A team of profit hungry pharmaceutical scientists goes in search of a rare orchid that holds the key to eternal youth. They hire a river boat (and her trusty captain) and set off into the jungles of Borneo, desperate to reach the "Blood Orchid" patch before its rare flowers disappear for another 10 years of hibernation. When their ship is wrecked, they decide to persevere on foot. Unbeknownst to them they are stumbling into the territory of an entire clan of gigantic anacondas, and they will soon be fighting simply to survive.
Imagine being stuck on foot and without weapons in the middle of a dense, rain soaked jungle teeming with dozens of gigantic man-eating snakes. Sounds scary huh? Well it's not - at least not the way "Anacondas" shows it anyway. In fact the movie can't even manage one good skrik in its entire 90 minutes.
The main problem is the utterly inept scripting. A junky horror film doesn't need flawless logic, or believable dialogue, but it does need some grasp of dramatic tension. You can't just have your characters shamble gormlessly around the jungle and then play "scary" music whenever they have a near miss with one of the monster snakes. You need to build the tension gradually, subtly, with lots of mini-scares and red herrings along the way.
Another important ingredient in a good horror flick is characters that the audience can at least identify with, if not actually care about.
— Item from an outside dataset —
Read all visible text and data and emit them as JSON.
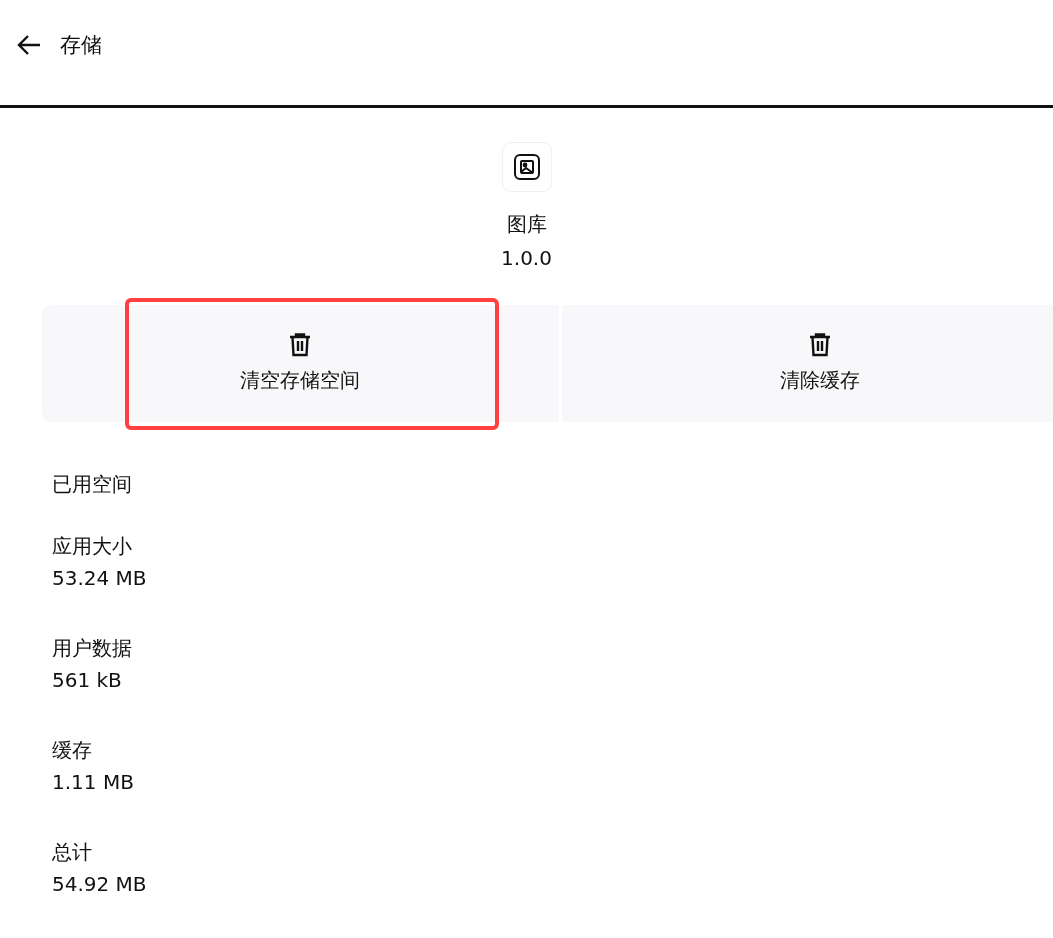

Most of the characters in "Anacondas" are downright nasty and you're quite glad when they get gobbled up. The rest are either highly annoying or dead boring - why would you care if they became snakey snacks?
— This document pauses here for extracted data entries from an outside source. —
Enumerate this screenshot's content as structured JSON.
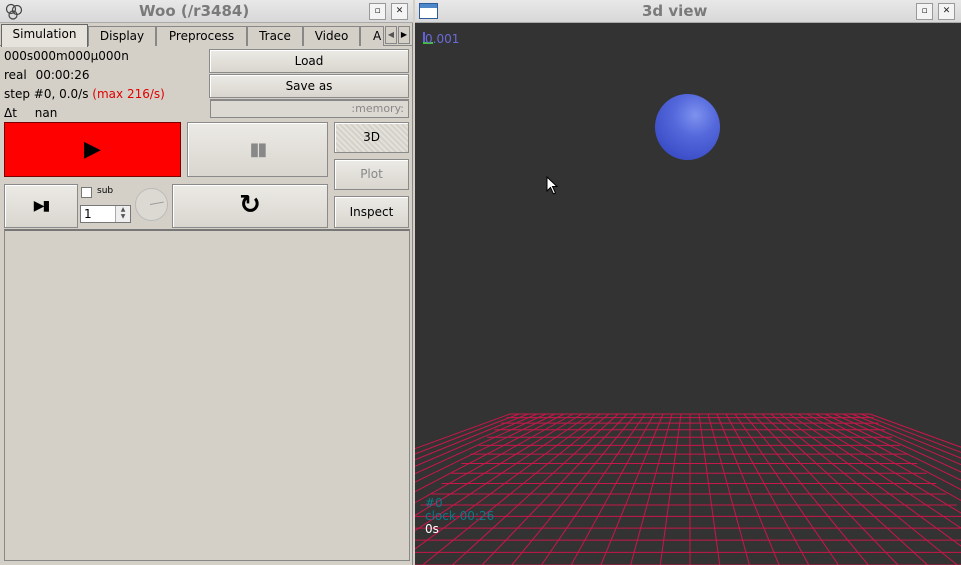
{
  "left_window": {
    "title": "Woo (/r3484)",
    "tabs": [
      "Simulation",
      "Display",
      "Preprocess",
      "Trace",
      "Video",
      "A"
    ],
    "active_tab": "Simulation",
    "info": {
      "time": "000s000m000µ000n",
      "real_label": "real",
      "real_value": "00:00:26",
      "step_text": "step #0, 0.0/s",
      "step_max": "(max 216/s)",
      "dt_label": "Δt",
      "dt_value": "nan"
    },
    "buttons": {
      "load": "Load",
      "save_as": "Save as",
      "memory": ":memory:",
      "view_3d": "3D",
      "plot": "Plot",
      "inspect": "Inspect",
      "play_symbol": "▶",
      "pause_symbol": "▮▮",
      "step_symbol": "▶▮",
      "reload_symbol": "↻"
    },
    "sub_label": "sub",
    "sub_checked": false,
    "sub_steps": "1"
  },
  "right_window": {
    "title": "3d view",
    "scale_label": "0.001",
    "overlay": {
      "step": "#0",
      "clock": "clock 00:26",
      "time": "0s"
    },
    "colors": {
      "background": "#333333",
      "grid": "#c8174a",
      "sphere": "#4a5ed8",
      "overlay_cyan": "#0a7a8a"
    }
  },
  "icons": {
    "app_logo": "woo-logo-icon",
    "window_icon": "window-icon",
    "maximize": "maximize-icon",
    "close": "close-icon"
  }
}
Of course the situation is not helped by the questionable casting. Apart from the long-suffering Morris Chestnut (a charismatic and very under appreciated character actor), the rest of the cast are D-grade no hopers selected more for their looks than their ability. Their inept delivery magnifies the awfulness of the dialogue to excruciating levels. Lines like "It's a jungle out there - something's always getting eaten" could, in the right hands, be wryly amusing. Instead they jar like a lounge singer missing the high notes.
One thing can be said for the sequel - the studio has learnt its lesson that animatronic beasties cannot be done on the cheap. The first movie featured a robotic snake so obviously fake that it became a running joke. This time they wisely decided to make almost all their man-eaters computer generated, and the brief glimpses you get of them (and I mean brief - less than two minutes worth) are fairly convincing. But the slapdash direction and editing even water down the thrill of watching someone get scoffed.
There's a trend in Hollywood towards making films "so bad they're good". Movies like 'Starship Troopers" and "The Core" can be great fun if watched as a form of campy comedy. But "Anacondas" doesn't fall into this category - instead it's simply "so bad it's bad".
Few people would go into a movie titled "Anacondas: The Hunt for the Blood Orchid" expecting an art film, but most would expect some good old-fashioned cheap thrills. Well, "Anacondas" is certainly cheap, but the only thrill it's likely to give you is when you can escape after 90 minutes and go do something fun, like laundry.